Я мысленно представил себе больничную палату. Я ее хорошо помнил: некрасивая, серая, вся пропитанная запахом больницы. И три койки со старыми матрацами, вроде таких, что в поездах. Только печати на простынях другие.
Мамы в палате уже не было. Вообще никого не было. Я обрадовался — значит, ее уже выписали, и сейчас она, наверное, едет домой с Глебом и отчимом. А возможно, она уже дома. Наконец-то все налаживается.
Так может, написать ей про себя? Или лучше дождаться "девятки"? Чтобы все с начала?
Я кинулся в коридор. Мне нужно было зеркало.

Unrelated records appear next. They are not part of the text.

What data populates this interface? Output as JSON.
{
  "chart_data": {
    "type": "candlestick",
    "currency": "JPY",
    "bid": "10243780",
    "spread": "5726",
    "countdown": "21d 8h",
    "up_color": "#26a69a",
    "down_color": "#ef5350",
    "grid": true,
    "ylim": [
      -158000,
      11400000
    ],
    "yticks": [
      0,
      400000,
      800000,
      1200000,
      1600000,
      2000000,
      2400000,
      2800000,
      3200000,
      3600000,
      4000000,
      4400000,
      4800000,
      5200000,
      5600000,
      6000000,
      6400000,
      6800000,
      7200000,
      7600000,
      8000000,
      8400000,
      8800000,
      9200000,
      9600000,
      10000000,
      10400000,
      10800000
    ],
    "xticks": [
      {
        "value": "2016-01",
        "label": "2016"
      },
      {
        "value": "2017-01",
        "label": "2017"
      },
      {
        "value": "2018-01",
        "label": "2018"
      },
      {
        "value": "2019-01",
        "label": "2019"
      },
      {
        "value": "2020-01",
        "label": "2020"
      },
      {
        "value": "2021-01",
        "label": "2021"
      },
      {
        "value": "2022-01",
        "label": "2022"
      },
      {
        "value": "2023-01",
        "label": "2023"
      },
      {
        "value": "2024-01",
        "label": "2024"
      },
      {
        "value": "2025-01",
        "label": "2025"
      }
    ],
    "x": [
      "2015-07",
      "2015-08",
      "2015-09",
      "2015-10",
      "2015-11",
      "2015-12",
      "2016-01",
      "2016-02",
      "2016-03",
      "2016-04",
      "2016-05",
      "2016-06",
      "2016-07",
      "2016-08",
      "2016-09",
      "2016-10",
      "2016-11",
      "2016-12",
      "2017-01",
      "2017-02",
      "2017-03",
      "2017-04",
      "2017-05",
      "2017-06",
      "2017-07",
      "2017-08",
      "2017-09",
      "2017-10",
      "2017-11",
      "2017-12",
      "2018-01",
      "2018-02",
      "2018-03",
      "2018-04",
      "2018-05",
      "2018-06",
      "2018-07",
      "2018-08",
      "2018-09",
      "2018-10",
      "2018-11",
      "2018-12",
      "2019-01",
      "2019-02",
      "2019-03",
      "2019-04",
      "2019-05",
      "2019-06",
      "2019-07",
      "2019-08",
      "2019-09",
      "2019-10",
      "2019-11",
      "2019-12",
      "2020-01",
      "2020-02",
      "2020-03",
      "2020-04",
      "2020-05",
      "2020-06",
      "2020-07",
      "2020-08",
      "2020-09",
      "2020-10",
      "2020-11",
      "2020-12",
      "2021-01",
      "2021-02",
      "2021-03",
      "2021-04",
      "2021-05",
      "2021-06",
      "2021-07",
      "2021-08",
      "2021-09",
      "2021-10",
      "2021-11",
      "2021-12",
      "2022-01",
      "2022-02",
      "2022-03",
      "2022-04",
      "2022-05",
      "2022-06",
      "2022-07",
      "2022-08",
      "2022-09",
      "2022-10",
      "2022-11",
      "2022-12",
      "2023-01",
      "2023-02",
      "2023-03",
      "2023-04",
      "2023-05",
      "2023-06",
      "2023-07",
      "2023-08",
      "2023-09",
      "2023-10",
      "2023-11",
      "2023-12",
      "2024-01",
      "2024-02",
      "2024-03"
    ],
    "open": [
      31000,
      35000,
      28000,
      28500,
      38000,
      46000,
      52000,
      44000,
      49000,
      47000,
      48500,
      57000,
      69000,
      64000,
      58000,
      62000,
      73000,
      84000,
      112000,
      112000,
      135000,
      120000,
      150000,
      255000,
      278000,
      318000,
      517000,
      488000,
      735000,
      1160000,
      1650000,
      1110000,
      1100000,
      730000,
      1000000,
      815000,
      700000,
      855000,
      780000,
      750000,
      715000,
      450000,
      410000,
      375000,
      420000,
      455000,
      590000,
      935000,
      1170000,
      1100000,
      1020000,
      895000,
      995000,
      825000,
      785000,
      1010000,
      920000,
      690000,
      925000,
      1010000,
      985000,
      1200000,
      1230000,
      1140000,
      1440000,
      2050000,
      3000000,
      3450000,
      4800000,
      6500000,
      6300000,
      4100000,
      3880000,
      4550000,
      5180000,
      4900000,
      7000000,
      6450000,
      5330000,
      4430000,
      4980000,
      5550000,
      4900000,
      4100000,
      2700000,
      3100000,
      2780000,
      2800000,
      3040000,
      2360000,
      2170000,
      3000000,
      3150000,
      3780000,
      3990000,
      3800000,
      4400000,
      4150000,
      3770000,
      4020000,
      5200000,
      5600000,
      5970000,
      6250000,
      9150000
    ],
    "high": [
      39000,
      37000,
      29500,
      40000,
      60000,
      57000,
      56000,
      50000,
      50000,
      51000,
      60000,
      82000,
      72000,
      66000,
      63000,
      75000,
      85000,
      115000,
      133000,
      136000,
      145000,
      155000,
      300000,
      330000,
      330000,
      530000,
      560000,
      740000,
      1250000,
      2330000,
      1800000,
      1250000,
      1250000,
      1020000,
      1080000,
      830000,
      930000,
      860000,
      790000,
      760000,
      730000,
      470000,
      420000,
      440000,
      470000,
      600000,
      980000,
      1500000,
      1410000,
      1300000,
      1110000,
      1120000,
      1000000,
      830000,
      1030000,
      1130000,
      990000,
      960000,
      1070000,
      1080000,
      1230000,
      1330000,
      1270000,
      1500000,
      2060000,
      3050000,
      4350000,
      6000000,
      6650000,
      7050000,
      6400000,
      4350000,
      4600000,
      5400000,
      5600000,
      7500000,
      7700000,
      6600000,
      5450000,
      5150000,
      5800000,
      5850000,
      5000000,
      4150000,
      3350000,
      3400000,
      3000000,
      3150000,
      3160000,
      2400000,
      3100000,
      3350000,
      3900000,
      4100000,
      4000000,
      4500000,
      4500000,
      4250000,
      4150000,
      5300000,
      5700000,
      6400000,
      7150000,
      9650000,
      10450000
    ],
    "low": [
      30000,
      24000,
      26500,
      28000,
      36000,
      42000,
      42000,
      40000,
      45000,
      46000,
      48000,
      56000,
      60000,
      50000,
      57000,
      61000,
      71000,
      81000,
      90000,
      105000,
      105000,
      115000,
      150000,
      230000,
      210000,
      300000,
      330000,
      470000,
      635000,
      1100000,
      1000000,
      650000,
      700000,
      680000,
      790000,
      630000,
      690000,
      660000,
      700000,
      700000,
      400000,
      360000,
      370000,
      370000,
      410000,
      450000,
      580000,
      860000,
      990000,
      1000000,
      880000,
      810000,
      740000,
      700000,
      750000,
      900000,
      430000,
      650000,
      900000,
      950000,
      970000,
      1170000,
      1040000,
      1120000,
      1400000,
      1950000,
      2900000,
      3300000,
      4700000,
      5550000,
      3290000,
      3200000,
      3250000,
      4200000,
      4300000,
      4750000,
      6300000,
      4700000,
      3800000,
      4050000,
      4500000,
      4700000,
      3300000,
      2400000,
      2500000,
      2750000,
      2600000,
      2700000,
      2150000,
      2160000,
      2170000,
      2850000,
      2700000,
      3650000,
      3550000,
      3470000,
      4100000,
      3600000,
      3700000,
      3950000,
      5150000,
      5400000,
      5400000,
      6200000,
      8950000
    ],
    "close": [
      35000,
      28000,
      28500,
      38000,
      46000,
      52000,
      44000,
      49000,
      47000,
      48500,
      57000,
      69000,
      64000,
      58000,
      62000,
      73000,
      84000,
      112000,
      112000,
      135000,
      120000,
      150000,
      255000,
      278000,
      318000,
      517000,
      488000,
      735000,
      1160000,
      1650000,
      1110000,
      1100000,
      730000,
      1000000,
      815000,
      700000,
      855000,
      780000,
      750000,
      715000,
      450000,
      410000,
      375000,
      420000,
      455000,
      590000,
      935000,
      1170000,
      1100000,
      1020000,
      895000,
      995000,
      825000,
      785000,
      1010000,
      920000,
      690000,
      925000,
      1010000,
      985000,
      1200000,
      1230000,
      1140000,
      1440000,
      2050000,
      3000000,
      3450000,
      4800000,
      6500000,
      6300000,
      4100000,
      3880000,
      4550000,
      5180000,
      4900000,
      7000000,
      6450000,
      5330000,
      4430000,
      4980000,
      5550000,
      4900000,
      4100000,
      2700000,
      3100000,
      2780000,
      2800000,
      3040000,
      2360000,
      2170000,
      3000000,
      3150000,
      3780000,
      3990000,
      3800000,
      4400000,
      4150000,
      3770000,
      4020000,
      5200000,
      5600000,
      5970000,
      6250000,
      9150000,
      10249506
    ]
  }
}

Я нашел его на первом этаже, возле стола Гитлерши-консьержки. Только за столом сидела не она, а совсем молодая девушка. А рядом стоял знакомый Вася: тот самый, которому я писал записку. Они с девушкой играли в какую-то игру на бумаге, вроде крестиков-ноликов, но со словами, а не со значками.
Я подошел к зеркалу и постучал по нему пальцем.
— Эй… двойник! Март! Воспоминание…
Тот, что в зеркале, повторил все за мной. Я постучал снова, но ничего не произошло.
— Кот! Помоги! Ну двойник, ну покажись уже, а?
Нет, похоже, у него не было ни малейшего желания приходить ко мне на помощь. Что ж, он предупреждал: сказал, что часто приходить не будет. Я вздохнул и развернулся к девушке и Васе.
И чуть не вскрикнул от неожиданности. Передо мной стоял я сам, то есть мое воспоминание. Господи, как же тяжело к этому привыкнуть.
— Ты ненормальный? — выругался я. — Я чуть не умер!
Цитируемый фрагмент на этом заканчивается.